Questa vita viaggia sempre troppo di fretta e i pensieri faticano a rincorrerla.
La nostra leggerezza esistenziale discende dunque da qui: da questo divario tra il vortice dell’esistenza e le pause di un pensiero che sempre più raramente viene a noi.
È la frenesia che ci uccide e ci lascia bambini in senso negativo: va bene lo stupore, ma non la superficialità come epidemia.
Raccontare è un modo per fermare il flusso del sangue e astenersi da una produzione continua di novità il cui contenuto, quando finalmente riesci a spacchettarlo, è inevitabilmente il vuoto spinto. Facciamo riempire anche ai nostri ragazzi i giorni e le notti con mille attività che li sospingono freneticamente fuori da se stessi e dalla gioia.
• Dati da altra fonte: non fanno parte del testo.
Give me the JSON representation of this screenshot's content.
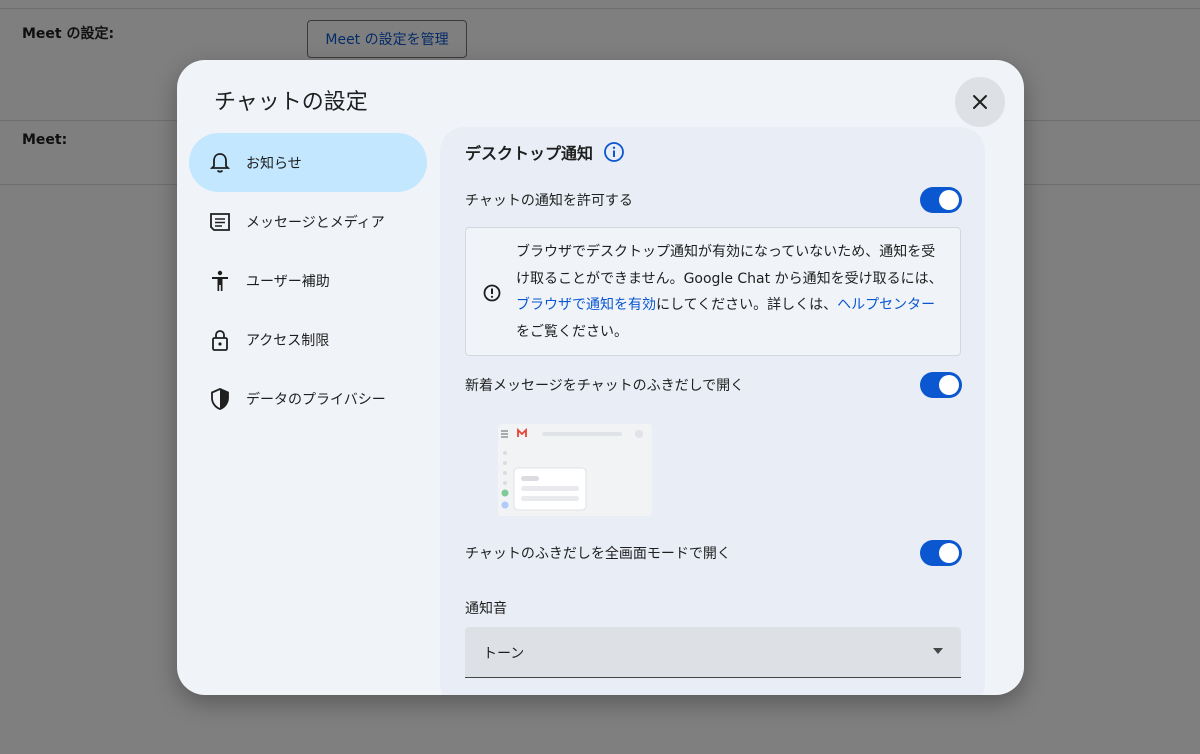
{
  "background": {
    "meet_settings_label": "Meet の設定:",
    "manage_meet_button": "Meet の設定を管理",
    "meet_label": "Meet:"
  },
  "dialog": {
    "title": "チャットの設定",
    "close_icon": "close-icon"
  },
  "sidebar": {
    "items": [
      {
        "label": "お知らせ",
        "icon": "bell-icon",
        "active": true
      },
      {
        "label": "メッセージとメディア",
        "icon": "message-icon",
        "active": false
      },
      {
        "label": "ユーザー補助",
        "icon": "accessibility-icon",
        "active": false
      },
      {
        "label": "アクセス制限",
        "icon": "lock-icon",
        "active": false
      },
      {
        "label": "データのプライバシー",
        "icon": "shield-icon",
        "active": false
      }
    ]
  },
  "content": {
    "section_title": "デスクトップ通知",
    "allow_notifications": {
      "label": "チャットの通知を許可する",
      "enabled": true
    },
    "warning": {
      "text_1": "ブラウザでデスクトップ通知が有効になっていないため、通知を受け取ることができません。Google Chat から通知を受け取るには、",
      "link_1": "ブラウザで通知を有効",
      "text_2": "にしてください。詳しくは、",
      "link_2": "ヘルプセンター",
      "text_3": "をご覧ください。"
    },
    "open_in_bubble": {
      "label": "新着メッセージをチャットのふきだしで開く",
      "enabled": true
    },
    "fullscreen_bubble": {
      "label": "チャットのふきだしを全画面モードで開く",
      "enabled": true
    },
    "notification_sound": {
      "label": "通知音",
      "value": "トーン"
    }
  },
  "colors": {
    "accent": "#0b57d0",
    "active_nav": "#c2e7ff",
    "dialog_bg": "#f0f4f9",
    "panel_bg": "#e9eef6"
  }
}
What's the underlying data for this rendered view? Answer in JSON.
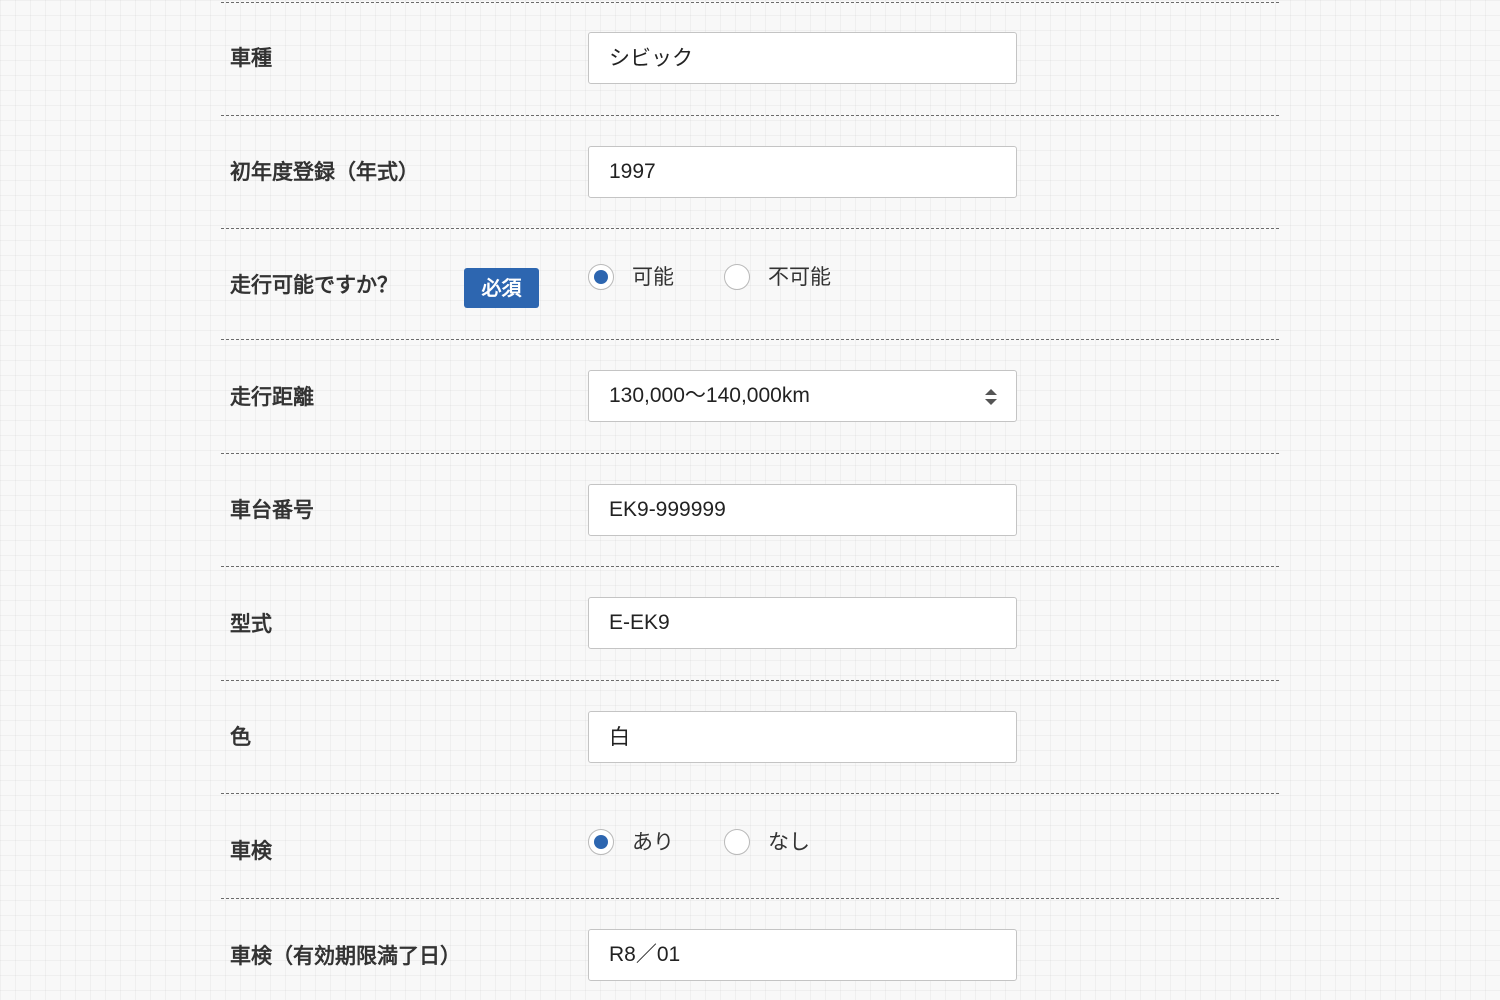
{
  "form": {
    "rows": [
      {
        "label": "車種",
        "value": "シビック"
      },
      {
        "label": "初年度登録（年式）",
        "value": "1997"
      },
      {
        "label": "走行可能ですか？",
        "badge": "必須",
        "options": [
          "可能",
          "不可能"
        ],
        "selected": "可能"
      },
      {
        "label": "走行距離",
        "value": "130,000〜140,000km"
      },
      {
        "label": "車台番号",
        "value": "EK9-999999"
      },
      {
        "label": "型式",
        "value": "E-EK9"
      },
      {
        "label": "色",
        "value": "白"
      },
      {
        "label": "車検",
        "options": [
          "あり",
          "なし"
        ],
        "selected": "あり"
      },
      {
        "label": "車検（有効期限満了日）",
        "value": "R8／01"
      }
    ]
  },
  "colors": {
    "accent": "#2d66b0",
    "divider": "#6b6b6b",
    "field_border": "#c4c4c4"
  }
}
L’autore prova in queste pagine a narrare questa condizione e nel contempo a criticarla. I suoi racconti sono sestesi perché prendono le mosse da una città del lavoro che non c’è più e mettono la lente sul passaggio tra la potenza e i sogni di gloria del fordismo e la stizzosa decadenza di quello che continuiamo a chiamare post, senza capirci gran che.
La forma del racconto – lungo o breve – gli è parsa in tutti questi anni lo strumento più adatto e più duttile, nei generi come nelle prospettive, a cogliere il senso delle situazioni.